Temps de lecture : 9 minutes

Les planches pourrissaient, rongées par l’air de la mer empreint d’embruns, qui venait lécher les murs de la vieille bâtisse. Vieille et imposante, c’était une masse sombre et sans âge, s’élevant au bord de la falaise, surplombant les eaux noires de la baie. Ses fines vitres tremblaient de peur face aux rafales qui s’infiltraient par la moindre fissure, transformant les courants d’air en murmures glaçants. En d’anciens temps, le jardin avait sans doute été magnifique, entourant le bâtiment tel un écrin fleuri, un délicat tapis de verdure accueillant les visiteurs. Mais si tel en fut le cas, il ne restait aucune fleur pour en témoigner. Les arbres, silhouettes tordues et sèches, agitaient çà et là leurs corps amaigris au gré des souffles. Si le paysage n’invitait guère au voyage, le climat ne s’y prêtait pas plus. La falaise, et même plus généralement la côte tout entière, était battue par la pluie et par les vents plus de la moitié de l’année. Le soleil, qui peinait à percer l’épaisse couche de nuages noirs, ne se dévoilait complètement que très rarement. En bas des hauteurs surgissaient de l’eau trois énormes rocs, d’une teinte bleutée tirant sur le vert. Résistants aux assauts des vagues qui sans cesse s’écrasaient sur eux, les rochers étaient réputés pour attirer la foudre, et cela se vérifiait assez fréquemment. Ces événements ne manquaient pas de captiver les orphelins qui peuplaient les lieux.

Car si l’endroit avait de quoi effrayer celui qui tombe dessus par hasard au détour d’un chemin, il n’en demeurait pas moins un lieu de vie pour les enfants qui, n’ayant pas eu la chance de naître sous une bonne étoile, y avaient été recueillis. L’orphelinat des Pierres bleues vivait des dons de la communauté chrétienne, qui avait élu domicile dans le village non loin, et de subventions accordées par différentes organisations, chrétiennes elles aussi. Malgré son apparence quelque peu austère, l’endroit était extrêmement réputé. Non pas que l’on y traitait les orphelins mieux qu’ailleurs, ils étaient logés à la même enseigne que dans tous les autres établissements de la côte, mais aux dires des familles qui avaient adopté là-bas, les enfants étaient exceptionnellement sages et obéissants. Pourtant, leur vie n’était pas des plus simples.

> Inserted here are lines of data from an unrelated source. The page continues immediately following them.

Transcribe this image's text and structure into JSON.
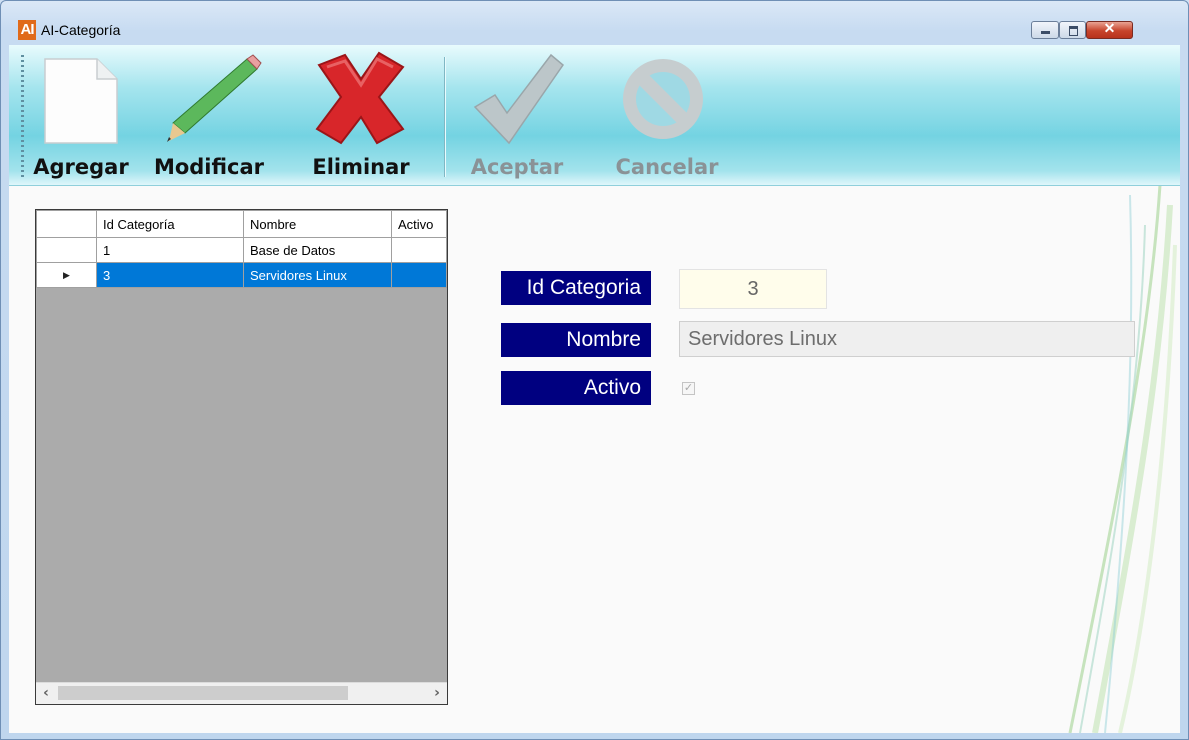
{
  "window": {
    "title": "AI-Categoría",
    "app_icon_text": "AI",
    "minimize_label": "minimize",
    "maximize_label": "maximize",
    "close_label": "close"
  },
  "toolbar": {
    "buttons": [
      {
        "label": "Agregar",
        "icon": "new-document-icon",
        "enabled": true
      },
      {
        "label": "Modificar",
        "icon": "pencil-icon",
        "enabled": true
      },
      {
        "label": "Eliminar",
        "icon": "red-x-icon",
        "enabled": true
      },
      {
        "label": "Aceptar",
        "icon": "checkmark-icon",
        "enabled": false
      },
      {
        "label": "Cancelar",
        "icon": "cancel-circle-icon",
        "enabled": false
      }
    ]
  },
  "grid": {
    "columns": [
      "Id Categoría",
      "Nombre",
      "Activo"
    ],
    "rows": [
      {
        "id": "1",
        "nombre": "Base de Datos",
        "activo": ""
      },
      {
        "id": "3",
        "nombre": "Servidores Linux",
        "activo": ""
      }
    ],
    "selected_row": 1,
    "current_row_glyph": "▶",
    "scroll_left": "‹",
    "scroll_right": "›"
  },
  "form": {
    "id_label": "Id Categoria",
    "id_value": "3",
    "nombre_label": "Nombre",
    "nombre_value": "Servidores Linux",
    "activo_label": "Activo",
    "activo_checked": true,
    "check_glyph": "✓"
  },
  "colors": {
    "label_bg": "#000080",
    "selection": "#0078d7",
    "toolbar": "#74d3e2"
  }
}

Les dons et diverses subventions suffisaient à peine à maintenir la bâtisse en état, quant à embaucher du personnel supplémentaire, c’était impensable. Les tâches quotidiennes de l’entretien revenaient ainsi aux enfants, peu importe leur âge. Du plus jeune au plus âgé, chacun savait briquer un parquet, laver une vitre, déboucher des toilettes, nettoyer une cuisine de fond en comble. Dame Mary, qui tenait l’orphelinat d’une main de maître devant toutes les difficultés auxquelles il était confronté, se vantait de n’élever que des « enfants sages ». Et c’était vrai. Nul mauvais traitement, nul manquement à quelconque règle. Les enfants, à l’orphelinat des Pierres bleues, ne faisaient pas de vagues.

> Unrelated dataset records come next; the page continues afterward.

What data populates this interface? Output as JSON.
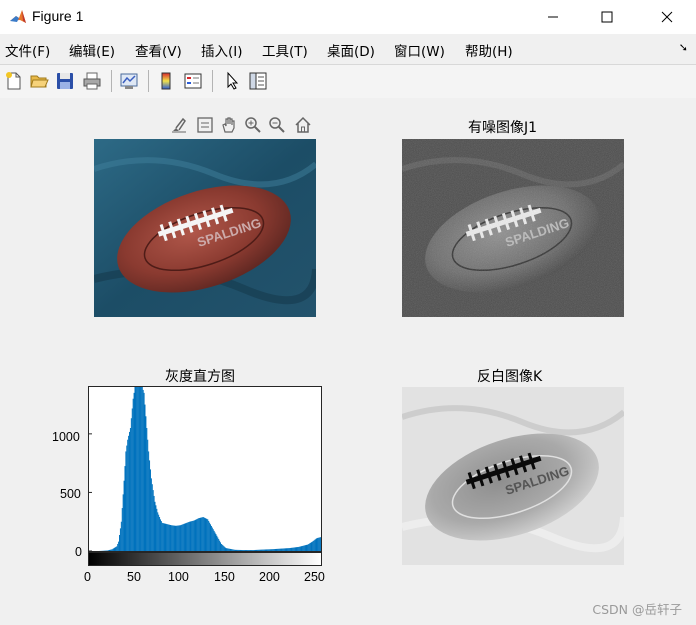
{
  "window": {
    "title": "Figure 1",
    "controls": [
      "minimize",
      "maximize",
      "close"
    ]
  },
  "menu": {
    "items": [
      {
        "label": "文件(F)"
      },
      {
        "label": "编辑(E)"
      },
      {
        "label": "查看(V)"
      },
      {
        "label": "插入(I)"
      },
      {
        "label": "工具(T)"
      },
      {
        "label": "桌面(D)"
      },
      {
        "label": "窗口(W)"
      },
      {
        "label": "帮助(H)"
      }
    ],
    "overflow_icon": "arrow-icon"
  },
  "toolbar": {
    "icons": [
      "new-figure-icon",
      "open-file-icon",
      "save-icon",
      "print-icon",
      "link-plot-icon",
      "insert-colorbar-icon",
      "insert-legend-icon",
      "edit-plot-icon",
      "property-inspector-icon"
    ]
  },
  "axes_toolbar": {
    "icons": [
      "brush-icon",
      "data-tips-icon",
      "pan-icon",
      "zoom-in-icon",
      "zoom-out-icon",
      "home-icon"
    ]
  },
  "subplots": {
    "original": {
      "title": ""
    },
    "noisy": {
      "title": "有噪图像J1"
    },
    "histogram": {
      "title": "灰度直方图"
    },
    "inverted": {
      "title": "反白图像K"
    }
  },
  "colors": {
    "histogram_fill": "#0072bd",
    "window_bg": "#f0f0f0"
  },
  "chart_data": {
    "type": "bar",
    "title": "灰度直方图",
    "xlabel": "",
    "ylabel": "",
    "xlim": [
      0,
      255
    ],
    "ylim": [
      0,
      1400
    ],
    "xticks": [
      "0",
      "50",
      "100",
      "150",
      "200",
      "250"
    ],
    "yticks": [
      "0",
      "500",
      "1000"
    ],
    "colorbar": "grayscale 0-255",
    "x": [
      0,
      10,
      15,
      20,
      25,
      30,
      32,
      35,
      38,
      40,
      42,
      45,
      48,
      50,
      52,
      55,
      58,
      60,
      62,
      65,
      68,
      70,
      72,
      75,
      78,
      80,
      85,
      90,
      95,
      100,
      105,
      110,
      115,
      120,
      125,
      130,
      135,
      140,
      145,
      150,
      160,
      170,
      180,
      190,
      200,
      210,
      220,
      230,
      240,
      245,
      250,
      255
    ],
    "values": [
      0,
      0,
      2,
      5,
      15,
      40,
      80,
      250,
      600,
      850,
      950,
      1050,
      1300,
      1400,
      1400,
      1400,
      1400,
      1350,
      1150,
      850,
      620,
      520,
      420,
      330,
      270,
      240,
      230,
      220,
      215,
      220,
      235,
      250,
      260,
      280,
      290,
      270,
      200,
      130,
      60,
      25,
      10,
      8,
      8,
      12,
      15,
      20,
      25,
      35,
      55,
      80,
      110,
      120
    ]
  },
  "watermark": "CSDN @岳轩子"
}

Cet hiver-là, Marcus arriva à l’orphelinat, l’esprit engourdi. Quelques jours auparavant, il jouait au ballon dans son jardin, poursuivi par son petit chien qui jappait gaiement. Puis il avait été réveillé dans la nuit, brusquement, par un homme qu’il ne connaissait pas. D’abord effrayé, il avait tenté de crier, mais l’air qu’il avait aspiré était noir et l’avait fait suffoquer. Il sentit une chaleur terrible l’envelopper alors qu’on l’emmenait loin de son lit. Aveuglé par une lumière orangée, un rideau de fumée finit par tomber devant ses yeux, son esprit sombra. Et lorsqu’il se réveilla, ce ne fut pas sa mère qui se tint à son chevet, mais Dame Mary. Elle embrassa alors Marcus sur le front, puis il se rendormit.

Il s’habitua vite au rythme difficile auquel se pliaient tous les orphelins des Pierres bleues. Au lever, le matin, il récitait ses prières assidûment, sous la surveillance de Dame Mary. Il faisait le signe de croix avant de déjeuner et rejoignait les autres pour s’acquitter de la tâche qui lui était imposée. Laver le sol de la salle commune, astiquer les bois de la bibliothèque ou encore épousseter le bureau de Dame Mary. Le soir, après une dure journée de labeur, Marcus pouvait rejoindre son dortoir et dormir du sommeil du juste. Mais bien souvent, ce sommeil était troublé par un bruit désagréable, qu’il entendait bien trop souvent. Son ventre.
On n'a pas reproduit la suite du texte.